Our new research Masters of Fine Art (MFA) and Doctorate of Fine Art (DFA) build on a long history of offering Masters and Doctoral options in the study and practice of Creative Writing.
Our research degrees incorporate hybrid taught elements (literary and practical seminars; workshops; and practical pedagogy) within a supervised research context that best support your creative and critical work.
Both programmes give you dedicated, supported time to complete a substantial creative work, include opportunities to teach writing to undergraduates and apply to be a graduate teaching assistant for other literature courses, and the DFA additionally allows you to undertake an extended academic research, informed by your work and practice, leading to a significant critical essay or output.
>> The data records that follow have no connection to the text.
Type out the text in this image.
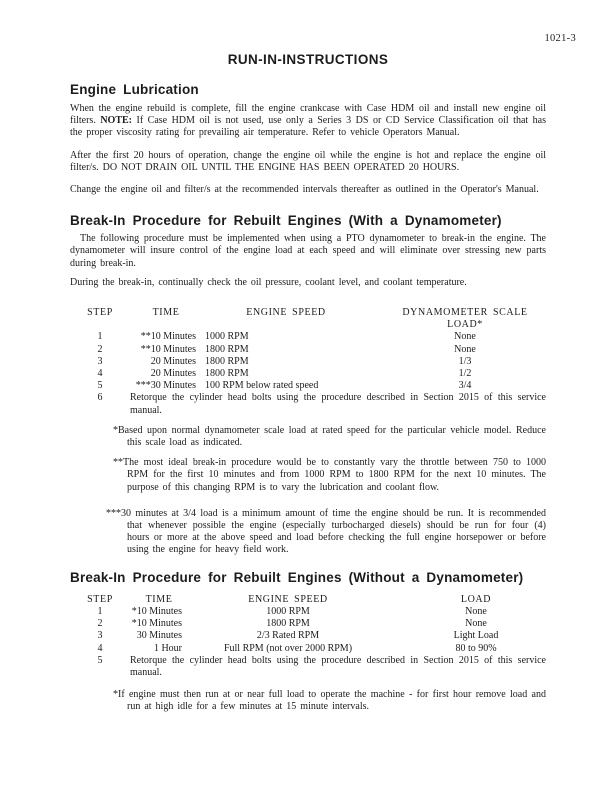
1021-3
RUN-IN-INSTRUCTIONS
Engine Lubrication

When the engine rebuild is complete, fill the engine crankcase with Case HDM oil and install new engine oil filters. NOTE: If Case HDM oil is not used, use only a Series 3 DS or CD Service Classification oil that has the proper viscosity rating for prevailing air temperature. Refer to vehicle Operators Manual.

After the first 20 hours of operation, change the engine oil while the engine is hot and replace the engine oil filter/s. DO NOT DRAIN OIL UNTIL THE ENGINE HAS BEEN OPERATED 20 HOURS.

Change the engine oil and filter/s at the recommended intervals thereafter as outlined in the Operator's Manual.

Break-In Procedure for Rebuilt Engines (With a Dynamometer)

The following procedure must be implemented when using a PTO dynamometer to break-in the engine. The dynamometer will insure control of the engine load at each speed and will eliminate over stressing new parts during break-in.

During the break-in, continually check the oil pressure, coolant level, and coolant temperature.

STEP	TIME	ENGINE SPEED	DYNAMOMETER SCALE LOAD*
1	**10 Minutes	1000 RPM	None
2	**10 Minutes	1800 RPM	None
3	20 Minutes	1800 RPM	1/3
4	20 Minutes	1800 RPM	1/2
5	***30 Minutes	100 RPM below rated speed	3/4
6	Retorque the cylinder head bolts using the procedure described in Section 2015 of this service manual.		

*Based upon normal dynamometer scale load at rated speed for the particular vehicle model. Reduce this scale load as indicated.

**The most ideal break-in procedure would be to constantly vary the throttle between 750 to 1000 RPM for the first 10 minutes and from 1000 RPM to 1800 RPM for the next 10 minutes. The purpose of this changing RPM is to vary the lubrication and coolant flow.

***30 minutes at 3/4 load is a minimum amount of time the engine should be run. It is recommended that whenever possible the engine (especially turbocharged diesels) should be run for four (4) hours or more at the above speed and load before checking the full engine horsepower or before using the engine for heavy field work.

Break-In Procedure for Rebuilt Engines (Without a Dynamometer)
STEP	TIME	ENGINE SPEED	LOAD
1	*10 Minutes	1000 RPM	None
2	*10 Minutes	1800 RPM	None
3	30 Minutes	2/3 Rated RPM	Light Load
4	1 Hour	Full RPM (not over 2000 RPM)	80 to 90%
5	Retorque the cylinder head bolts using the procedure described in Section 2015 of this service manual.		

*If engine must then run at or near full load to operate the machine - for first hour remove load and run at high idle for a few minutes at 15 minute intervals.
Our students enjoy the guidance of writers including Carolyn Jess-Cooke, Laura Marney, Elizabeth Reeder, Jeffrey Robinson, Michael Schmidt, and Zoe Strachan, and critics such as John Coyle, Jane Goldman, Rob Maslen, Alan Riach, and Helen Stoddart.
Across all our postgraduate provision, both taught and by research, students have access to the best of the new and also develop a sense of the origins and histories.
Resources
Teaching and research in the Arts and Humanities are supported by the outstanding resources of our University Library with its special collections and our on-campus Hunterian Museum and Art Gallery.
Our close links and partnerships with Glasgow Life and the city’s many museums, art galleries, performing arts and music venues, international festivals and creative industry organisations make the University of Glasgow the ideal place for the postgraduate study of the arts.
The Creative Writing programme is offered at the University of Glasgow.